Syntheses, Self-assembly, and Kinetics of Photo-responsive 1,4-Bistriazolyl- azobenzene Bridged Biscalix[4]arene Derivatives

• Main Authors: Huang, Yu-Pei, 黃瑜珮
• Other Authors: Chung, Wen-Sheng
• Format: Others
• Language: zh-TW
• Published: 2015
• Online Access: http://ndltd.ncl.edu.tw/handle/48468637958255143123

碩士 === 國立交通大學 === 應用化學系碩博士班 === 103 === Gelator molecules usually contain long alkyl chains to increase the van der Waals interaction among them. However, we have previously reported a serendipitous discovery that isoxazole bridged biscalix[4]arene without any long alkyl chains forms gel in certain conditions. Besides, in our previously group reseach thesis of Ms.
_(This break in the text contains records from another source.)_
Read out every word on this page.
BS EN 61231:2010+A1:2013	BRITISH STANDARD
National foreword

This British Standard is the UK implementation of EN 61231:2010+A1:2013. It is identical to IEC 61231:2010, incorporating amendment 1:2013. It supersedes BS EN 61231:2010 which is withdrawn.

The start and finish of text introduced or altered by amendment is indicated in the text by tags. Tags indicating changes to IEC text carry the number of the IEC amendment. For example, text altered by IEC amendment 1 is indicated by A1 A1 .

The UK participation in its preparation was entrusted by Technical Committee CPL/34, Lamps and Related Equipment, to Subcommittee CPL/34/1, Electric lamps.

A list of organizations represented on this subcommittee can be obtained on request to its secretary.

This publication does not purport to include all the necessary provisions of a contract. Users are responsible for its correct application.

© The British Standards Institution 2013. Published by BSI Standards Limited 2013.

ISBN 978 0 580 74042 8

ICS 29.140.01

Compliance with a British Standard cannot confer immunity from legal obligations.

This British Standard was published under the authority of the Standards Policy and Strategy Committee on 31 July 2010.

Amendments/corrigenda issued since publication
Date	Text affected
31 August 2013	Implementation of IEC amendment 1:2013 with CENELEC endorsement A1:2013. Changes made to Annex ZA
Su, we introduced azobenzene to synthesize azobenzene bridged biscalix[4]arene derivatives which can be used to form photo responsive organogelators. In this thesis, we synthesize the lower and the upper-rim azobenzene bridged biscalix[4]arenes without tert-butyl group by the click reaction to study the function of the tert-butyl and the hydroxyl group of calix[4]arene in forming gels. According to the results, we find compound 45 only in benzene and compound 46 only in n-butanol can form gel. It means van der Waals interactions among the tert-butyl groups play an important role in forming gels. The variable-temperature 1H-NMR, variable-temperature absorption spectra, PXRD, SEM, TEM, and IR spectroscopy are used to gain our understanding of possible packing models of compound 45 and 46. Furthermore, we study the thermally induced cis-trans isomerization of a series of azobenzene-bridged macrocycles. On the basis of the literatures, two mechanisms—rotation and inversion, have been proposed as possible pathways for azobenzene thermal isomerization. We suspect that the activation energies will be affected by the macrocycles at the para position. According to the results, we propose two possible viewpoints. First, the results shows the energy barrier of these compounds slightly increase as the molecular weights increase. It means the rotation mechanism may happen. In other word, the size of substitutes will influence on the isomerization of azobenzene derivatives. Second, we study about the electronic effect of the substituents. We find the activation energies become smaller as the electron-withdrawing effect increases. The results indicate the inversion mechanism works in this place. Hence, electronic effect plays a crucial role on the energy barrier of the thermally induced cis-trans isomerization of the azobenzene. The mechanisms of these azobenzene-bridged macrocycles still remain to be discussed further, and the computational calculations is worthy of studying.